The image processing lambda job will be invoked for each hotel and tasks will be run simultaneously. Some of the main functions of this task are the following:
- Query all images for each hotel from multiple partners;
- Remove low-quality images (based on image size) and remove duplicate images;
- Apply image ranking based on image size, partner's ranking and the tags that we've assigned to each image which will be mentioned in the next session;
- Ordering images based on rank and upload to our cloud storage.
Machine learning and image analysis
We used Google's Vision API to understand the content of the images at scale. Google's Vision API encapsulates powerful machine learning models in an easy to use REST API. The API quickly classifies images into thousands of categories like rooms, bedroom, tower_, etc, correctly recognising objects and features an image contains.
From sample data, we defined a list of good categories which we will give a high rank such as rooms, exterior design, landmark, etc. A few examples:
Some categories we simply did not care about and chose to ignore. Other categories such bathroom, face, toilet were de-prioritised as we didn't want such images to appear as our main hotel image.
There were a few iterations until we came to a good set-up for categories but moving from one version to another was fairly straightforward. And while it took a bit of time until we couldn't find any more edge cases where the logic would fail, even with the first couple of iterations we saw an overall improvement over the status quo.
Image deduplication and ranking
We use [pHash](http://www.phash.org/, https://github.com/aaronm67/node-phash) to remove similar images. We played with different thresholds to ensure there were no similar images.
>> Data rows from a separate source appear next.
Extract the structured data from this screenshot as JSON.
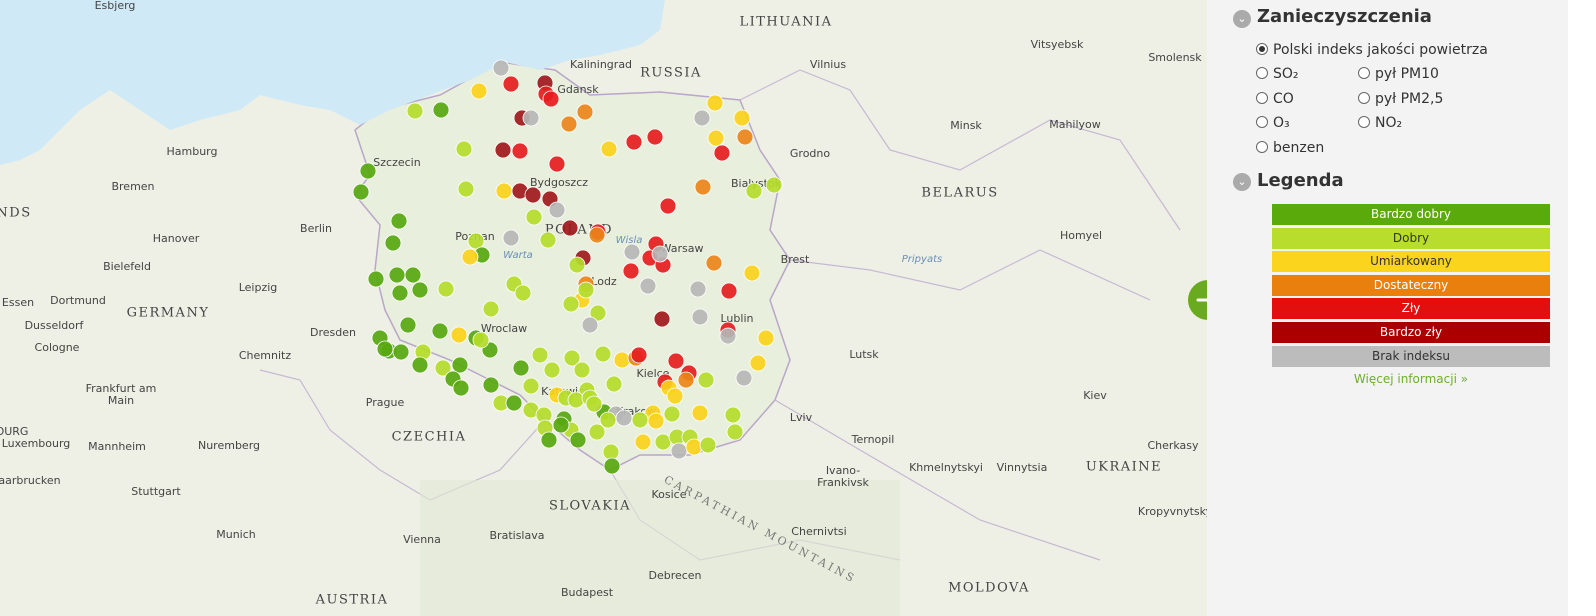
{
  "map": {
    "places": [
      "Esbjerg",
      "LITHUANIA",
      "Vilnius",
      "Vitsyebsk",
      "Smolensk",
      "Kaliningrad",
      "RUSSIA",
      "Gdansk",
      "Hamburg",
      "Szczecin",
      "Minsk",
      "Mahilyow",
      "Grodno",
      "Bialystok",
      "Bremen",
      "Bydgoszcz",
      "BELARUS",
      "NDS",
      "Berlin",
      "Hanover",
      "Poznan",
      "POLAND",
      "Wisla",
      "Warsaw",
      "Homyel",
      "Brest",
      "Bielefeld",
      "Pripyats",
      "Warta",
      "Lodz",
      "Essen",
      "Dortmund",
      "Leipzig",
      "GERMANY",
      "Dusseldorf",
      "Dresden",
      "Wroclaw",
      "Lublin",
      "Cologne",
      "Chemnitz",
      "Lutsk",
      "Kielce",
      "Frankfurt am",
      "Main",
      "Prague",
      "Kiev",
      "Katowice",
      "Krakow",
      "Lviv",
      "OURG",
      "Luxembourg",
      "Mannheim",
      "Nuremberg",
      "CZECHIA",
      "Ternopil",
      "Khmelnytskyi",
      "Vinnytsia",
      "UKRAINE",
      "Cherkasy",
      "Saarbrucken",
      "Stuttgart",
      "Ivano-",
      "Frankivsk",
      "Kosice",
      "SLOVAKIA",
      "Kropyvnytsky",
      "Munich",
      "Vienna",
      "Bratislava",
      "Chernivtsi",
      "Debrecen",
      "Budapest",
      "MOLDOVA",
      "AUSTRIA",
      "CARPATHIAN MOUNTAINS"
    ]
  },
  "panel": {
    "pollutants_title": "Zanieczyszczenia",
    "options": [
      "Polski indeks jakości powietrza",
      "SO₂",
      "pył PM10",
      "CO",
      "pył PM2,5",
      "O₃",
      "NO₂",
      "benzen"
    ],
    "legend_title": "Legenda",
    "legend": [
      "Bardzo dobry",
      "Dobry",
      "Umiarkowany",
      "Dostateczny",
      "Zły",
      "Bardzo zły",
      "Brak indeksu"
    ],
    "more": "Więcej informacji »"
  }
}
Again, a bit of a trial and error until you find the right balance but overall a fairly straightforward process.
With the image's metadata from the Vision API, image sizes, partner's score, we came up with a basic weighted average scoring mechanism to estimate image's overall score which we then used for the ranking of images.
Image score = size_score * size_weighted + partner_score * partner_weighted + category_score * category_weighted
Summary
Using serverless technology really sped up our image processing while also saving on server costs. Applying widely available machine learning technologies allowed us to classify images which we then used to qualitatively improve the order in which we show a hotel's images to the user.
We'are still working on this to make it even better.